In Solid Rock Trust, writer/director Rick Ives decides otherwise. He’s keen on maintaining the film on his lead’s shoulders and getting a good story out of a terribly monotonous setting. But guess again. Solid Rock Trust is well… solid (ha!). Ives’ film is much more interesting than its premise, and aside from a few issues, it goes down smoothly as a Friday night thriller with all the right pieces.
The story is simple. Maddie is a hacker and she’s in charge of leading a bank heist from an abandoned building. For some reason (I’m guessing it’s more of a chance for Koko Marshall to showcase her acting) she communicates with the team pretending to be a different person when she talks to each of them. Things stay in control at first.
And then it all goes to shambles. Horribly. Everything Maddie builds falls down very slowly as she tries to control her team inside the bank, and a cop who’s negotiating the release of hostages. Solid Rock Trust is one twist after another submitting Maddie to the greatest test she’s ever endured.
It’s pretty obvious from the start but this is Koko Marshall’s show. The film is sustained by her performance as a leader trying to gain trust from every possible side. There’s a physicality to her performance that’s merged with the setting and she graciously moves between computers and cellphones and convinces us of her role. The film wouldn’t work as well without an actress being committed like Marshall is.

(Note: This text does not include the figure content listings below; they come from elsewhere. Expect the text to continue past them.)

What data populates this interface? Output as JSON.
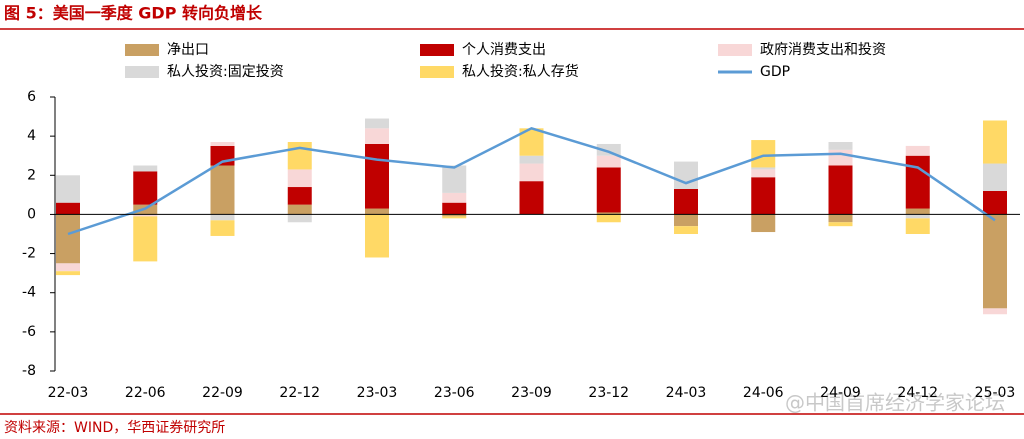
{
  "chart_data": {
    "type": "bar",
    "title": "图 5：美国一季度 GDP 转向负增长",
    "source": "资料来源：WIND，华西证券研究所",
    "watermark": "@中国首席经济学家论坛",
    "categories": [
      "22-03",
      "22-06",
      "22-09",
      "22-12",
      "23-03",
      "23-06",
      "23-09",
      "23-12",
      "24-03",
      "24-06",
      "24-09",
      "24-12",
      "25-03"
    ],
    "series": [
      {
        "name": "净出口",
        "color": "#c9a063",
        "values": [
          -2.5,
          0.5,
          2.5,
          0.5,
          0.3,
          -0.1,
          0.0,
          0.1,
          -0.6,
          -0.9,
          -0.4,
          0.3,
          -4.8
        ]
      },
      {
        "name": "个人消费支出",
        "color": "#c00000",
        "values": [
          0.6,
          1.7,
          1.0,
          0.9,
          3.3,
          0.6,
          1.7,
          2.3,
          1.3,
          1.9,
          2.5,
          2.7,
          1.2
        ]
      },
      {
        "name": "政府消费支出和投资",
        "color": "#f8d7d7",
        "values": [
          -0.4,
          -0.1,
          0.2,
          0.9,
          0.8,
          0.5,
          0.9,
          0.6,
          0.0,
          0.4,
          0.8,
          0.5,
          -0.3
        ]
      },
      {
        "name": "私人投资:固定投资",
        "color": "#d9d9d9",
        "values": [
          1.4,
          0.3,
          -0.3,
          -0.4,
          0.5,
          1.4,
          0.4,
          0.6,
          1.4,
          0.1,
          0.4,
          -0.2,
          1.4
        ]
      },
      {
        "name": "私人投资:私人存货",
        "color": "#ffd966",
        "values": [
          -0.2,
          -2.3,
          -0.8,
          1.4,
          -2.2,
          -0.1,
          1.4,
          -0.4,
          -0.4,
          1.4,
          -0.2,
          -0.8,
          2.2
        ]
      },
      {
        "name": "GDP",
        "type": "line",
        "color": "#5b9bd5",
        "values": [
          -1.0,
          0.3,
          2.7,
          3.4,
          2.8,
          2.4,
          4.4,
          3.2,
          1.6,
          3.0,
          3.1,
          2.4,
          -0.3
        ]
      }
    ],
    "ylim": [
      -8,
      6
    ],
    "yticks": [
      -8,
      -6,
      -4,
      -2,
      0,
      2,
      4,
      6
    ]
  }
}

However, in the third act Solid Rock Trust stumbles a bit. There’s a final twist that doesn’t feel as connected with the film, and honestly doesn’t do much for characters. Not even for Maddie who gets betrayed and loses confidence for a second. It also drifts towards a territory without much logic in its resolution.
This is one well written thriller that could solve your night in an instant. It’s well acted and even if it could use some cutting in the editing room, the director’s vision is uncompromised. When it comes to indies, it doesn’t always happen, so when it does, we should celebrate.